Borçlunun daha önce ipotek ettiği taşınmazı hakkında sonradan haczedilmezlik şikayetinde bulunabilmesi için ipoteğin mesken kredisi, esnaf kredisi, zirai kredi gibi zorunlu olarak kurulmuş ipoteklerden olması gerekir. Zira zorunlu olarak kurulan ipoteğin meskeniyet şikayetine engel teşkil etmeyeceği ilkesi bu ipoteğin sosyal amaçlı olarak verilen kredinin teminatını oluşturmasından kaynaklanmaktadır. Bunun dışında, borçlunun serbest iradesi ile kurduğu ipotekler, adı geçenin daha sonra bu yerle ilgili olarak meskeniyet iddiasında bulunulmasını engeller. Ancak, haciz tarihinde ipotek konusu borcun ödenmiş olması halinde, ipotekle yükümlü bulunmayan taşınmaz hakkında meskeniyet şikayetinde bulunulabilir.
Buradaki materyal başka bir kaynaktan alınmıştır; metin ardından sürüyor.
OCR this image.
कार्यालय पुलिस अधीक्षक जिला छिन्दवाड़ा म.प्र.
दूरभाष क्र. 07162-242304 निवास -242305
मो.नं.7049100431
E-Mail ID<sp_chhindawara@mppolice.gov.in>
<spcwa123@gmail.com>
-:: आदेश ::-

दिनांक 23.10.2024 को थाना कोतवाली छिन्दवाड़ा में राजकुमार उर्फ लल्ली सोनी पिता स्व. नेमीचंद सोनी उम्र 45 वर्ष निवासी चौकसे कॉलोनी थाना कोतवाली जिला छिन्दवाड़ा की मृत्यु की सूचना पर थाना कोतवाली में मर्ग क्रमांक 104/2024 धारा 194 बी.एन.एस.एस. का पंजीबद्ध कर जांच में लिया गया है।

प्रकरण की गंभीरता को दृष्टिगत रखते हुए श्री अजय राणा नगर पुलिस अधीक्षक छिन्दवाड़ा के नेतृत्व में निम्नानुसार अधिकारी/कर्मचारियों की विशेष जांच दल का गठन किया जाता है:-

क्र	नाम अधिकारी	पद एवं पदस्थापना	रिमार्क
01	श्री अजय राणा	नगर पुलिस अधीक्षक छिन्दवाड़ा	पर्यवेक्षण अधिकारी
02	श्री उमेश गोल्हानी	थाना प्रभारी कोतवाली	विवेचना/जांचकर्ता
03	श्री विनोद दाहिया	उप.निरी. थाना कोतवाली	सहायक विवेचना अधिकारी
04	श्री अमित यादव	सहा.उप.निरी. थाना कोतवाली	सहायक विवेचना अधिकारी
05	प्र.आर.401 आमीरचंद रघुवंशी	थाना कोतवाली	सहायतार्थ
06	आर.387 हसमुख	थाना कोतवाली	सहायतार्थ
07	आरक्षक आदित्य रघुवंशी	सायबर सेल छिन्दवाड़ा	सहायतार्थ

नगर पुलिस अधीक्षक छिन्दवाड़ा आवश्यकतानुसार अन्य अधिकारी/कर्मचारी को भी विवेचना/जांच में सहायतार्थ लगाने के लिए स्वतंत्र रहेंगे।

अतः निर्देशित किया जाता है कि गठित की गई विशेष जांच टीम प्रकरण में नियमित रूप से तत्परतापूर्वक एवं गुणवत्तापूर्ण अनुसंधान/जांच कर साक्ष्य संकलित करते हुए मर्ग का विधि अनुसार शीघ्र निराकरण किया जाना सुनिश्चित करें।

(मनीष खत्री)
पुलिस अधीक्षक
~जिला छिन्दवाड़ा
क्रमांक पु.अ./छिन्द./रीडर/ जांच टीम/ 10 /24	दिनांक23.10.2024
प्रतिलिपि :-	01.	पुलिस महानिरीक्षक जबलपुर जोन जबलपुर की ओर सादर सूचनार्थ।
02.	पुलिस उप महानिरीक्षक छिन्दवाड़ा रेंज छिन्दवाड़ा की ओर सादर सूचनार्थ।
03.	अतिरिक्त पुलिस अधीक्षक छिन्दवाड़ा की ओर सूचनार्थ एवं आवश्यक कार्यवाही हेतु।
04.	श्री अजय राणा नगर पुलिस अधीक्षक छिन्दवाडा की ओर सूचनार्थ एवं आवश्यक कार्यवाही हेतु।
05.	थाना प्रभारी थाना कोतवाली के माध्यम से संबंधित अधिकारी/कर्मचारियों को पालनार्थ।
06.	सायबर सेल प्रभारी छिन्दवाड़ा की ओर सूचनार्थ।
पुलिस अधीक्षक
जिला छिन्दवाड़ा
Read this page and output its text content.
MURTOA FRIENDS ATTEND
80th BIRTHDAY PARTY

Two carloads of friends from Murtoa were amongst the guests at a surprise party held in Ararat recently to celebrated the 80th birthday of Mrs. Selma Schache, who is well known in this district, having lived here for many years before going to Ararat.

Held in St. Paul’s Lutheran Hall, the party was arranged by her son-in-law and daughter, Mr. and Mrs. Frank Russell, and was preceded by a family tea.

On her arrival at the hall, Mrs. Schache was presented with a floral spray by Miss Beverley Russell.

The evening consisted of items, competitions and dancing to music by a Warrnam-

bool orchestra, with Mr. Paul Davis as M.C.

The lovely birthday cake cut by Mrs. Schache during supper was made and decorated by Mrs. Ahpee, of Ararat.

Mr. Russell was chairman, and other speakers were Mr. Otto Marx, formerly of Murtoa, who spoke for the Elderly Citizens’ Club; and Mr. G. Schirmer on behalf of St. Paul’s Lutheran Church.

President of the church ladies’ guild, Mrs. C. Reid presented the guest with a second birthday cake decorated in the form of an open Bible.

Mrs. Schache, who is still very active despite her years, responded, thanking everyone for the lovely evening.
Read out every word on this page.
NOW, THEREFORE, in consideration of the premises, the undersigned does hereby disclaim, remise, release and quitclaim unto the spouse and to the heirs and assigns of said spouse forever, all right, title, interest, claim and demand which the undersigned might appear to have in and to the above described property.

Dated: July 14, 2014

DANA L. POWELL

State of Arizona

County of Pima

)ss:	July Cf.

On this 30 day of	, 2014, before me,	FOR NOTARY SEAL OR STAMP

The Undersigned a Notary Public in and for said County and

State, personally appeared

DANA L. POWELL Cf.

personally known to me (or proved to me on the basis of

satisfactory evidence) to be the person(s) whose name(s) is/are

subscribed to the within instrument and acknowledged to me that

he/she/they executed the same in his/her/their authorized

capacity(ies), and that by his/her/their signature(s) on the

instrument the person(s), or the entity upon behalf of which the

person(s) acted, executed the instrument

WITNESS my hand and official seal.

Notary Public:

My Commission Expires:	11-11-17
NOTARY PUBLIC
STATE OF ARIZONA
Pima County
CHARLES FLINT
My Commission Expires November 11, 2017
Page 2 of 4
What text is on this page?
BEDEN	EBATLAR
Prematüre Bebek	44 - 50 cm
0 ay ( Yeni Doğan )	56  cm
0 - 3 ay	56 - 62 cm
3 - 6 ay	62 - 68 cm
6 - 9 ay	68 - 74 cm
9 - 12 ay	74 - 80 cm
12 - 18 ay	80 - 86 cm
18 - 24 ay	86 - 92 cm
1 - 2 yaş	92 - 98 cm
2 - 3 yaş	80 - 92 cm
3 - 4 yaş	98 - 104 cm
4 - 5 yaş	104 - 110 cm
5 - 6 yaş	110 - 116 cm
Aksi takdirde, kurulan bir ipotek borcu ödenmiş olsa dahi, bundan sonraki tüm hacizler yönünden meskeniyet şikayetinin mümkün bulunmadığı gibi kabul edilemeyecek bir sonuç ortaya çıkar.
Somut olayda, meskeniyet şikayetine konu 20 ada 6 parselde bulunan 6 no"lu bağımsız bölüm üzerinde Türkiye Halk Bankası A.Ş.lehine ipotek kurulduğu, adı geçen bankanın 20.01.2014 tarihli cevabi yazısına göre ipoteğin devam ettiğinin bildirildiği, ancak ipoteğin niteliğinin belirtilmediği görülmüştür.
Bu durumda, yukarıda açıklandığı üzere söz konusu ipoteğin niteliği araştırılmalı, ipoteğin zorunlu ipoteklerden olduğunun tespiti halinde işin esası incelenerek oluşacak sonuca göre hüküm kurulması, ipoteğin zorunlu ipotek kapsamında kalmaması halinde şikayetin reddine karar verilmesi gerekirken belirtilen hususlar tespit edilmeden eksik inceleme ile yazılı şekilde hüküm tesisi isabetsizdir.
SONUÇ : Borçlunun temyiz itirazlarının kabulü ile mahkeme kararının yukarıda yazılı nedenlerle İİK 366 ve HUMK’nun 428. maddeleri uyarınca (BOZULMASINA), peşin alınan harcın istek halinde iadesine, ilamın tebliğinden itibaren 10 gün içinde karar düzeltme yolu açık olmak üzere, 29.04.2014 gününde oybirliğiyle karar verildi.